Nursing has been a bit of a challenge, and I can’t blame her, what with having to get used to three new teeth in such a brief period of time. Her latch is all wonky and she’s slipping down to nurse shallowly again, which is not optimal and is, quite frankly, cumulatively painful. We’re working on it. She’s has also developed a tendency to bite when she is really frustrated and at the end of her rope, which is not fun at all.

Also not fun: Getting one’s legs firmly wedged in the crib when one turns oneself crosswise, lifts the legs, and slots them in between the spindles. That’s what you get for having legs like turkey drumsticks, child! At her 9-month appointment, he doctor wrote down with great glee that Owlet now weighs 10 kg 38 gr (or 22 pounds and 2 ounces) at 28” tall, tracing her leap from ‘oh no, this baby isn’t gaining enough weight’ to ‘holy smokes, this child is plump and chunky and I love it’. She’s in the 96th percentile for weight (no kidding), and the 75th for height. I went back through Sparky’s records and discovered that he didn’t hit 22 lbs till he was a year old. No wonder Owlet has blown past all her 9-12 month clothes. She’s firmly in 18-month size territory right now, although her shape is changing all the time, because her diapers fit differently each week — not too large or too small, just fitting differently as her body changes shape. That plus the mobility thing mean I’m turning to dresses a lot now, to leave her legs and feet bare so she can get a better grip on the floor to pull up or get around, and because then we don’t have to sort through the drawer to find pants that fit her that day.

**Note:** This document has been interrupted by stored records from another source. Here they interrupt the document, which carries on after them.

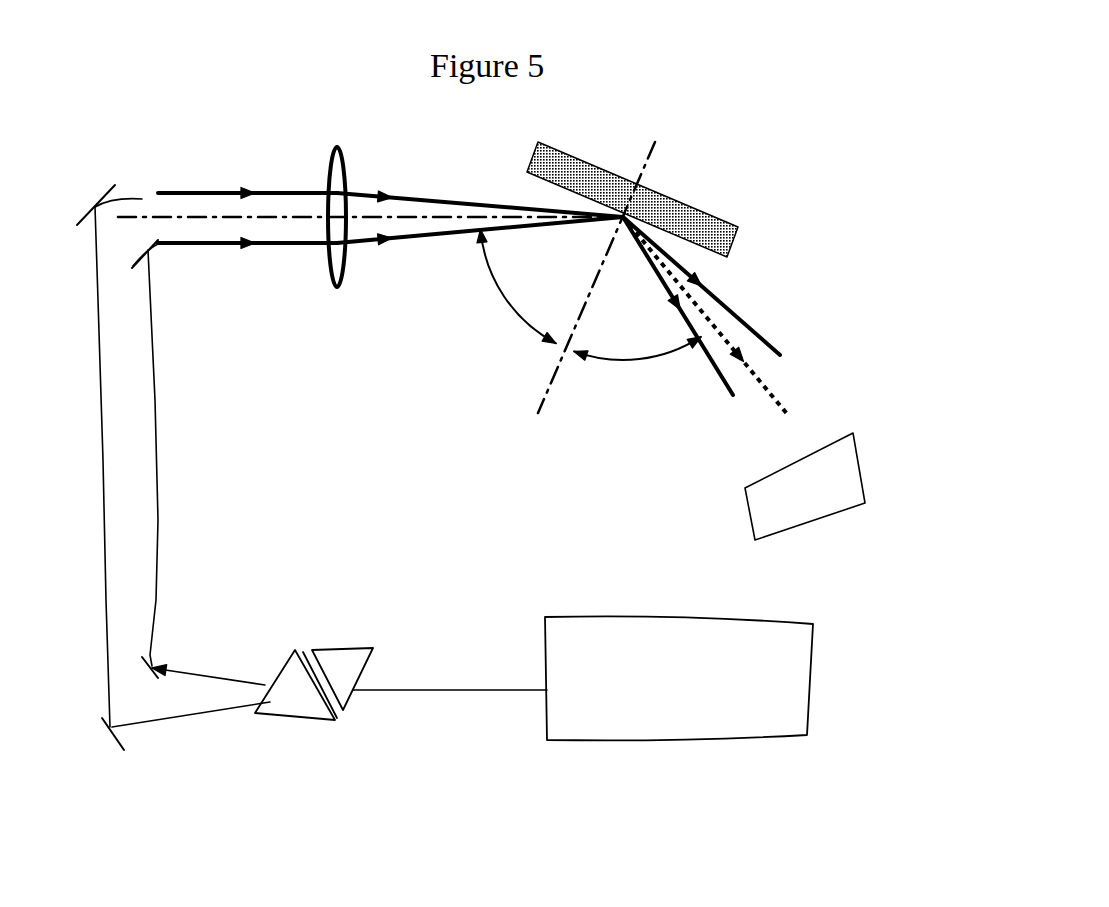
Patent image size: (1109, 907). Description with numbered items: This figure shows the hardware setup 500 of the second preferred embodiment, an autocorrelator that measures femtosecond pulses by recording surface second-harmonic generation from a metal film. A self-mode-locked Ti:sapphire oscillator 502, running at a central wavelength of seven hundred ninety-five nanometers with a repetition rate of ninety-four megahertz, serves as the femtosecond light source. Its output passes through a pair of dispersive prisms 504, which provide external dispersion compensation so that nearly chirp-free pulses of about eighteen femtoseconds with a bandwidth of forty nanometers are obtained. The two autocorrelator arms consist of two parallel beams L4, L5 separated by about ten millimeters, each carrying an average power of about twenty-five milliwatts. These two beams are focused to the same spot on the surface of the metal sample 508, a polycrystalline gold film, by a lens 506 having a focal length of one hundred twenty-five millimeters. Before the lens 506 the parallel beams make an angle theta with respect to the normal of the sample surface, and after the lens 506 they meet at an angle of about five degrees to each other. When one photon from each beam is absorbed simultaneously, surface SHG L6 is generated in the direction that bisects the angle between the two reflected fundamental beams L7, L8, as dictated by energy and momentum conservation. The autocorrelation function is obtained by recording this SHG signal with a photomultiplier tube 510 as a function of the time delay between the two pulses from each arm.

The hardware setup 500 is at (731, 80).
The Ti:sapphire oscillator 502 is at (820, 600).
The pair of dispersive prisms 504 is at (357, 707).
The lens 506 is at (365, 137).
The metal sample 508 is at (620, 135).
The photomultiplier tube (PMT) 510 is at (858, 474).
The parallel beam L4 is at (226, 660).
The parallel beam L5 is at (219, 697).
The surface SHG L6 is at (797, 409).
The reflected fundamental beam L7 is at (777, 336).
The reflected fundamental beam L8 is at (722, 396).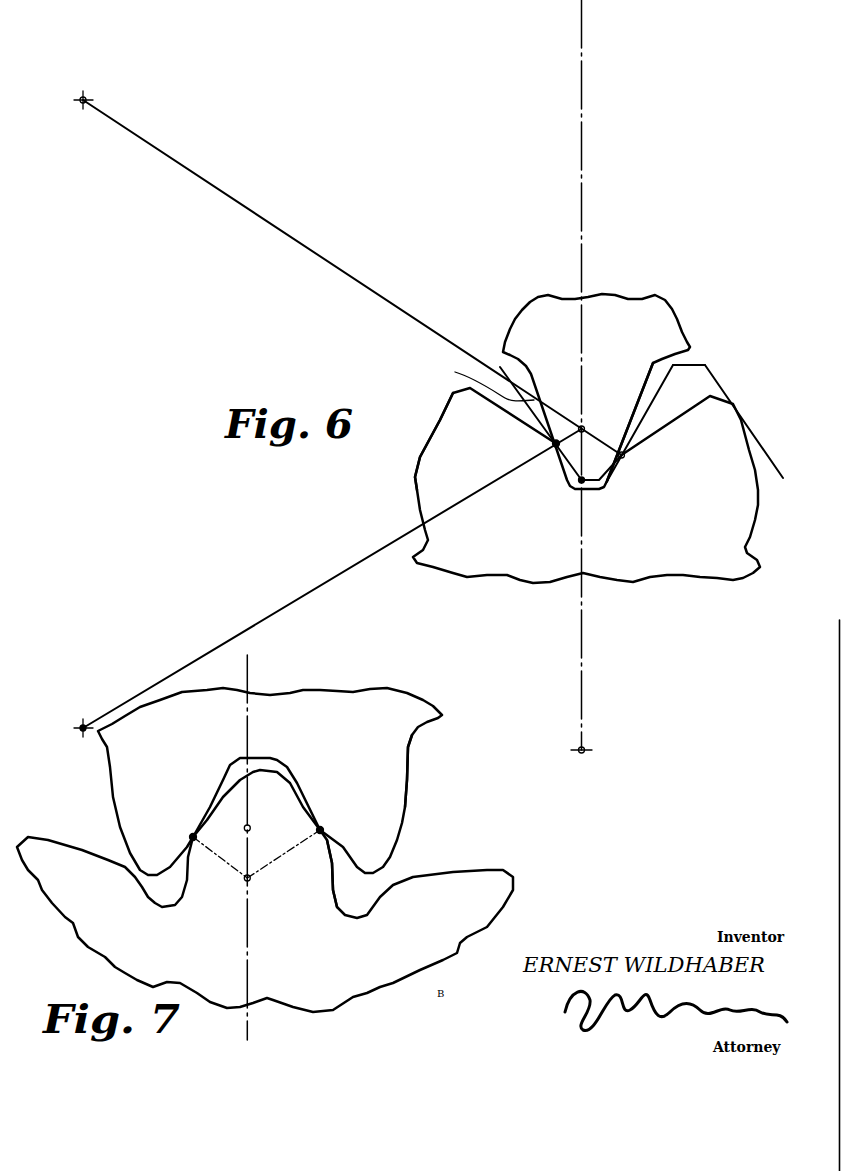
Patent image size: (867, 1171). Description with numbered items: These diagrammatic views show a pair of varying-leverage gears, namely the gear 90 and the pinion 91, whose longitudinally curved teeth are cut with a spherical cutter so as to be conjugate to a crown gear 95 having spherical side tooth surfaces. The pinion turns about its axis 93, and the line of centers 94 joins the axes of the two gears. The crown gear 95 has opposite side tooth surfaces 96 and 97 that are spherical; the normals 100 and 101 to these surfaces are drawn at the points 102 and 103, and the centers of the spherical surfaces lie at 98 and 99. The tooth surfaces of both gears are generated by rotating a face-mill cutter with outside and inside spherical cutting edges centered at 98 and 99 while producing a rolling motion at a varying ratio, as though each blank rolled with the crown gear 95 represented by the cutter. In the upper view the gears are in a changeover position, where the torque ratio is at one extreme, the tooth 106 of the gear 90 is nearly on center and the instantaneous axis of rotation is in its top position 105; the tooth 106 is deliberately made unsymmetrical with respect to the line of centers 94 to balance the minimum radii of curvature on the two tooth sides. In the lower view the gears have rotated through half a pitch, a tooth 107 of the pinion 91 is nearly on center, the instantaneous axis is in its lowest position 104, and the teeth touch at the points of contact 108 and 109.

In FIG. 6, the gear 90 is at (648, 300).
In FIG. 7, the gear 90 is at (347, 700).
In FIG. 6, the pinion 91 is at (682, 565).
In FIG. 7, the pinion 91 is at (367, 982).
In FIG. 6, the axis of the pinion 93 is at (587, 750).
In FIG. 6, the line of centers 94 is at (582, 202).
In FIG. 7, the line of centers 94 is at (250, 683).
In FIG. 6, the crown gear 95 is at (690, 363).
In FIG. 6, the side tooth surface of the crown gear 96 is at (658, 388).
In FIG. 6, the side tooth surface of the crown gear 97 is at (500, 367).
In FIG. 6, the center of spherical surface 98 is at (83, 105).
In FIG. 6, the center of spherical surface 99 is at (83, 723).
In FIG. 6, the normal to tooth surface 100 is at (357, 279).
In FIG. 6, the normal to tooth surface 101 is at (297, 599).
In FIG. 6, the point on tooth surface 102 is at (624, 457).
In FIG. 6, the point on tooth surface 103 is at (556, 443).
In FIG. 6, the lowest position of instantaneous axis 104 is at (582, 480).
In FIG. 7, the lowest position of instantaneous axis 104 is at (247, 878).
In FIG. 6, the top position of instantaneous axis 105 is at (584, 427).
In FIG. 7, the top position of instantaneous axis 105 is at (250, 828).
In FIG. 6, the tooth of the gear 106 is at (643, 374).
In FIG. 7, the tooth of the gear 106 is at (405, 752).
In FIG. 6, the tooth of the pinion 107 is at (423, 490).
In FIG. 7, the tooth of the pinion 107 is at (322, 887).
In FIG. 7, the point of contact 108 is at (320, 830).
In FIG. 7, the point of contact 109 is at (193, 837).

In general, it feels like someone switched the baby to eleven. She’s slightly manic, quick to push and push and push and suddenly start crying if things go wrong or not according to her plans, or she just overwhelms herself. Gone are the days where she’d watch and think about things. Now she throws herself in, and damn the torpedoes. It’s exhausting for everyone. I’m looking forward to things settling down a bit when this round of developmental overdrive is, well, over.